Page:Flaubert Édition Conard Correspondance 2.djvu/90

Le texte de cette page a été corrigé et est conforme au fac-similé.
84
CORRESPONDANCE

il y a aujourd’hui 8 jours, à cette heure-ci (minuit). Je l’ai enterré jeudi dernier. Il a horriblement souffert et s’est vu finir. Tu sais, toi qui nous as connus dans notre jeunesse, si je l’aimais et quelle peine cette perte m’a dû faire. Encore un de moins, encore un de plus qui s’en va. Tout tombe autour de moi. Il me semble parfois que je suis bien vieux. À chaque malheur qui vous arrive, on semble défier le sort de vous en donner plus, et à peine on a le temps de croire que c’était impossible qu’il en arrive de nouveaux, auxquels on ne s’attendait pas ; et toujours, et toujours.

Quelle plate boutique que l’existence ! Je ne sais si la République y portera remède. J’en doute fort.

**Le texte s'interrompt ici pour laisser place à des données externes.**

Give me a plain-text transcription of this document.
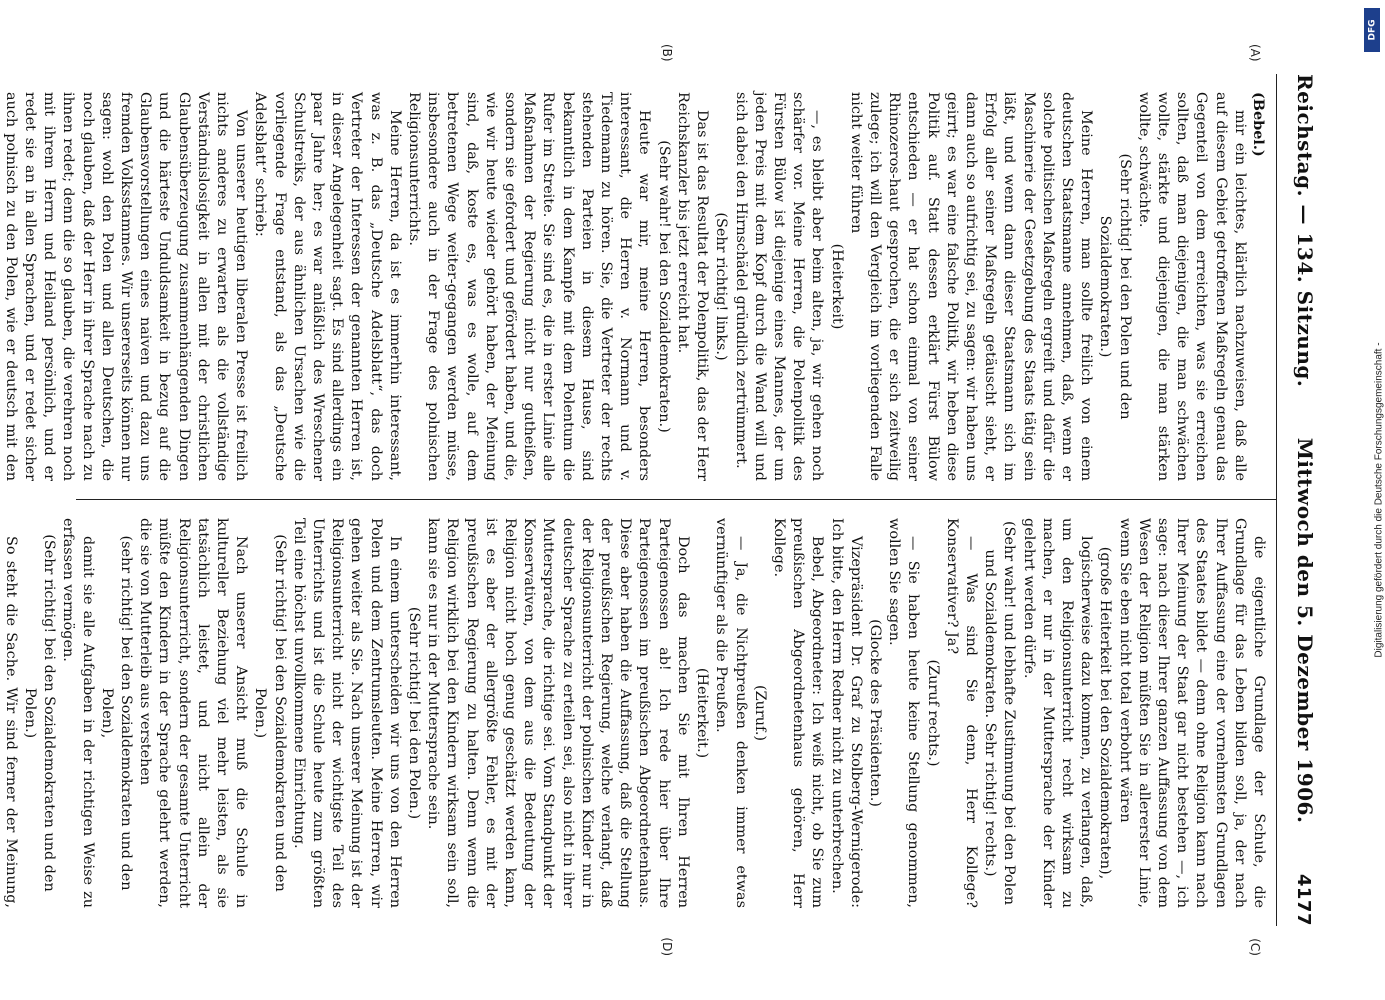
Reichstag. — 134. Sitzung.
Mittwoch den 5. Dezember 1906.
4177
(A)
(B)

(Bebel.)

mir ein leichtes, klärlich nachzuweisen, daß alle auf diesem Gebiet getroffenen Maßregeln genau das Gegenteil von dem erreichten, was sie erreichen sollten, daß man diejenigen, die man schwächen wollte, stärkte und diejenigen, die man stärken wollte, schwächte.

(Sehr richtig! bei den Polen und den Sozialdemokraten.)

Meine Herren, man sollte freilich von einem deutschen Staatsmanne annehmen, daß, wenn er solche politischen Maßregeln ergreift und dafür die Maschinerie der Gesetzgebung des Staats tätig sein läßt, und wenn dann dieser Staatsmann sich im Erfolg aller seiner Maßregeln getäuscht sieht, er dann auch so aufrichtig sei, zu sagen: wir haben uns geirrt; es war eine falsche Politik, wir heben diese Politik auf. Statt dessen erklärt Fürst Bülow entschieden — er hat schon einmal von seiner Rhinozeros-haut gesprochen, die er sich zeitweilig zulege; ich will den Vergleich im vorliegenden Falle nicht weiter führen

(Heiterkeit)

—, es bleibt aber beim alten, ja, wir gehen noch schärfer vor. Meine Herren, die Polenpolitik des Fürsten Bülow ist diejenige eines Mannes, der um jeden Preis mit dem Kopf durch die Wand will und sich dabei den Hirnschädel gründlich zertrümmert.

(Sehr richtig! links.)

Das ist das Resultat der Polenpolitik, das der Herr Reichskanzler bis jetzt erreicht hat.

(Sehr wahr! bei den Sozialdemokraten.)

Heute war mir, meine Herren, besonders interessant, die Herren v. Normann und v. Tiedemann zu hören. Sie, die Vertreter der rechts stehenden Parteien in diesem Hause, sind bekanntlich in dem Kampfe mit dem Polentum die Rufer im Streite. Sie sind es, die in erster Linie alle Maßnahmen der Regierung nicht nur gutheißen, sondern sie gefordert und gefördert haben, und die, wie wir heute wieder gehört haben, der Meinung sind, daß, koste es, was es wolle, auf dem betretenen Wege weiter-gegangen werden müsse, insbesondere auch in der Frage des polnischen Religionsunterrichts.

Meine Herren, da ist es immerhin interessant, was z. B. das „Deutsche Adelsblatt“, das doch Vertreter der Interessen der genannten Herren ist, in dieser Angelegenheit sagt. Es sind allerdings ein paar Jahre her; es war anläßlich des Wreschener Schulstreiks, der aus ähnlichen Ursachen wie die vorliegende Frage entstand, als das „Deutsche Adelsblatt“ schrieb:

Von unserer heutigen liberalen Presse ist freilich nichts anderes zu erwarten als die vollständige Verständnislosigkeit in allen mit der christlichen Glaubensüberzeugung zusammenhängenden Dingen und die härteste Unduldsamkeit in bezug auf die Glaubensvorstellungen eines naiven und dazu uns fremden Volksstammes. Wir unsererseits können nur sagen: wohl den Polen und allen Deutschen, die noch glauben, daß der Herr in ihrer Sprache nach zu ihnen redet; denn die so glauben, die verehren noch mit ihrem Herrn und Heiland persönlich, und er redet sie an in allen Sprachen, und er redet sicher auch polnisch zu den Polen, wie er deutsch mit den

(C)
(D)

die eigentliche Grundlage der Schule, die Grundlage für das Leben bilden soll, ja, der nach Ihrer Auffassung eine der vornehmsten Grundlagen des Staates bildet — denn ohne Religion kann nach Ihrer Meinung der Staat gar nicht bestehen —, ich sage: nach dieser Ihrer ganzen Auffassung von dem Wesen der Religion müßten Sie in allererster Linie, wenn Sie eben nicht total verbohrt wären

(große Heiterkeit bei den Sozialdemokraten),

logischerweise dazu kommen, zu verlangen, daß, um den Religionsunterricht recht wirksam zu machen, er nur in der Muttersprache der Kinder gelehrt werden dürfe.

(Sehr wahr! und lebhafte Zustimmung bei den Polen und Sozialdemokraten. Sehr richtig! rechts.)

— Was sind Sie denn, Herr Kollege? Konservativer? Ja?

(Zuruf rechts.)

— Sie haben heute keine Stellung genommen, wollen Sie sagen.

(Glocke des Präsidenten.)

Vizepräsident Dr. Graf zu Stolberg-Wernigerode: Ich bitte, den Herrn Redner nicht zu unterbrechen.

Bebel, Abgeordneter: Ich weiß nicht, ob Sie zum preußischen Abgeordnetenhaus gehören, Herr Kollege.

(Zuruf.)

— Ja, die Nichtpreußen denken immer etwas vernünftiger als die Preußen.

(Heiterkeit.)

Doch das machen Sie mit Ihren Herren Parteigenossen ab! Ich rede hier über Ihre Parteigenossen im preußischen Abgeordnetenhaus. Diese aber haben die Auffassung, daß die Stellung der preußischen Regierung, welche verlangt, daß der Religionsunterricht der polnischen Kinder nur in deutscher Sprache zu erteilen sei, also nicht in ihrer Muttersprache, die richtige sei. Vom Standpunkt der Konservativen, von dem aus die Bedeutung der Religion nicht hoch genug geschätzt werden kann, ist es aber der allergrößte Fehler, es mit der preußischen Regierung zu halten. Denn wenn die Religion wirklich bei den Kindern wirksam sein soll, kann sie es nur in der Muttersprache sein.

(Sehr richtig! bei den Polen.)

In einem unterscheiden wir uns von den Herren Polen und dem Zentrumsleuten. Meine Herren, wir gehen weiter als Sie. Nach unserer Meinung ist der Religionsunterricht nicht der wichtigste Teil des Unterrichts und ist die Schule heute zum größten Teil eine höchst unvollkommene Einrichtung.

(Sehr richtig! bei den Sozialdemokraten und den Polen.)

Nach unserer Ansicht muß die Schule in kultureller Beziehung viel mehr leisten, als sie tatsächlich leistet, und nicht allein der Religionsunterricht, sondern der gesamte Unterricht müßte den Kindern in der Sprache gelehrt werden, die sie von Mutterleib aus verstehen

(sehr richtig! bei den Sozialdemokraten und den Polen),

damit sie alle Aufgaben in der richtigen Weise zu erfassen vermögen.

(Sehr richtig! bei den Sozialdemokraten und den Polen.)

So steht die Sache. Wir sind ferner der Meinung,

Digitalisierung gefördert durch die Deutsche Forschungsgemeinschaft -
DFG
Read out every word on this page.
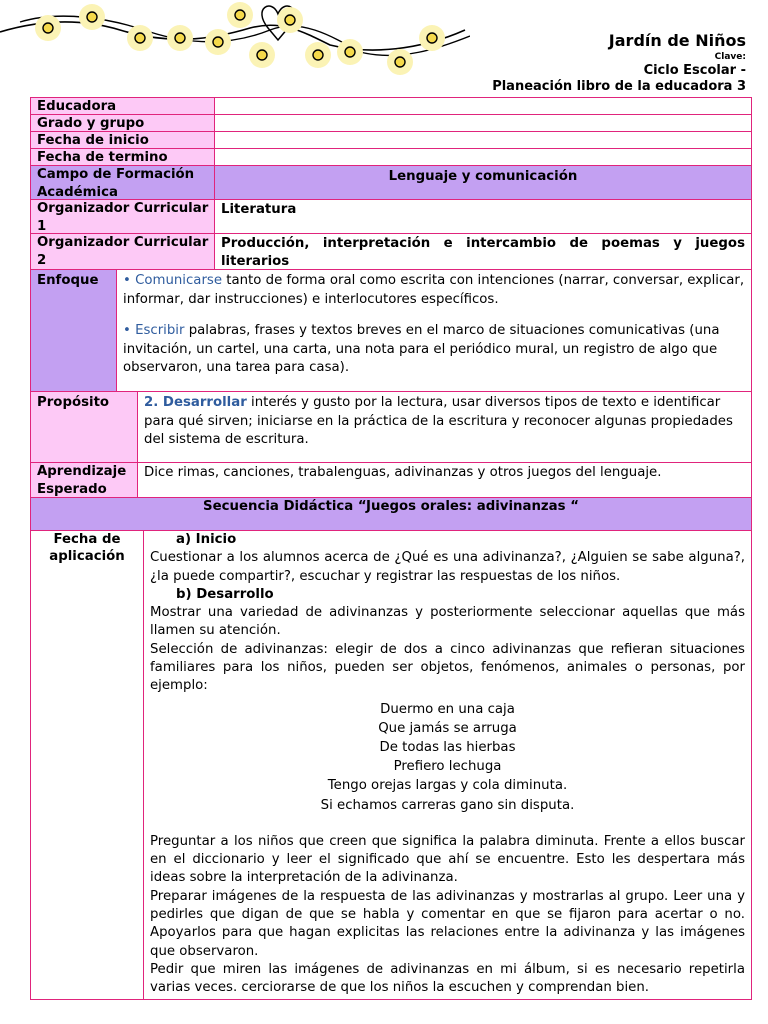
Jardín de Niños
Clave:
Ciclo Escolar -
Planeación libro de la educadora 3
Educadora
Grado y grupo
Fecha de inicio
Fecha de termino
Campo de Formación Académica
Lenguaje y comunicación
Organizador Curricular 1
Literatura
Organizador Curricular 2
Producción, interpretación e intercambio de poemas y juegos literarios
Enfoque	• Comunicarse tanto de forma oral como escrita con intenciones (narrar, conversar, explicar, informar, dar instrucciones) e interlocutores específicos.

• Escribir palabras, frases y textos breves en el marco de situaciones comunicativas (una invitación, un cartel, una carta, una nota para el periódico mural, un registro de algo que observaron, una tarea para casa).

Propósito	2. Desarrollar interés y gusto por la lectura, usar diversos tipos de texto e identificar para qué sirven; iniciarse en la práctica de la escritura y reconocer algunas propiedades del sistema de escritura.

Aprendizaje Esperado
Dice rimas, canciones, trabalenguas, adivinanzas y otros juegos del lenguaje.
Secuencia Didáctica “Juegos orales: adivinanzas “
Fecha de aplicación

a) Inicio

Cuestionar a los alumnos acerca de ¿Qué es una adivinanza?, ¿Alguien se sabe alguna?, ¿la puede compartir?, escuchar y registrar las respuestas de los niños.

b) Desarrollo

Mostrar una variedad de adivinanzas y posteriormente seleccionar aquellas que más llamen su atención.

Selección de adivinanzas: elegir de dos a cinco adivinanzas que refieran situaciones familiares para los niños, pueden ser objetos, fenómenos, animales o personas, por ejemplo:

Duermo en una caja

Que jamás se arruga

De todas las hierbas

Prefiero lechuga

Tengo orejas largas y cola diminuta.

Si echamos carreras gano sin disputa.

Preguntar a los niños que creen que significa la palabra diminuta. Frente a ellos buscar en el diccionario y leer el significado que ahí se encuentre. Esto les despertara más ideas sobre la interpretación de la adivinanza.

Preparar imágenes de la respuesta de las adivinanzas y mostrarlas al grupo. Leer una y pedirles que digan de que se habla y comentar en que se fijaron para acertar o no. Apoyarlos para que hagan explicitas las relaciones entre la adivinanza y las imágenes que observaron.

Pedir que miren las imágenes de adivinanzas en mi álbum, si es necesario repetirla varias veces. cerciorarse de que los niños la escuchen y comprendan bien.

Et toi, vieil ami, que deviens-tu dans ta Corse ? Se dispose-t-on à te donner ton congé ? Crois-tu que tu resteras ? J’avais envoyé à ton père une lettre de recommandation pour quelqu’un de la connaissance de Crémieux. Il ne m’a donné aucune nouvelle de ses démarches ; je ne sais où en sont les choses. Ici, tout est fort plat et très tranquille, quoiqu’assez sombre. Je monte demain ma première garde. Hier j’ai été de « revue » pour planter un arbre de la Liberté ! Hei mihi !

Mon intérieur, pauvre vieux, n’est pas plus gai que par le passé. La mort d’Alfred n’est pas venue, comme tu penses, pour me ragaillardir. Les farces du « vrai Garçon », comme c’est loin ! Et comme ça me paraît amer maintenant !

Je travaille toujours, je lis, je culotte une masse de pipes, la journée passe et le lendemain vient.

Adieu, cher Ernest, je t’embrasse, à toi.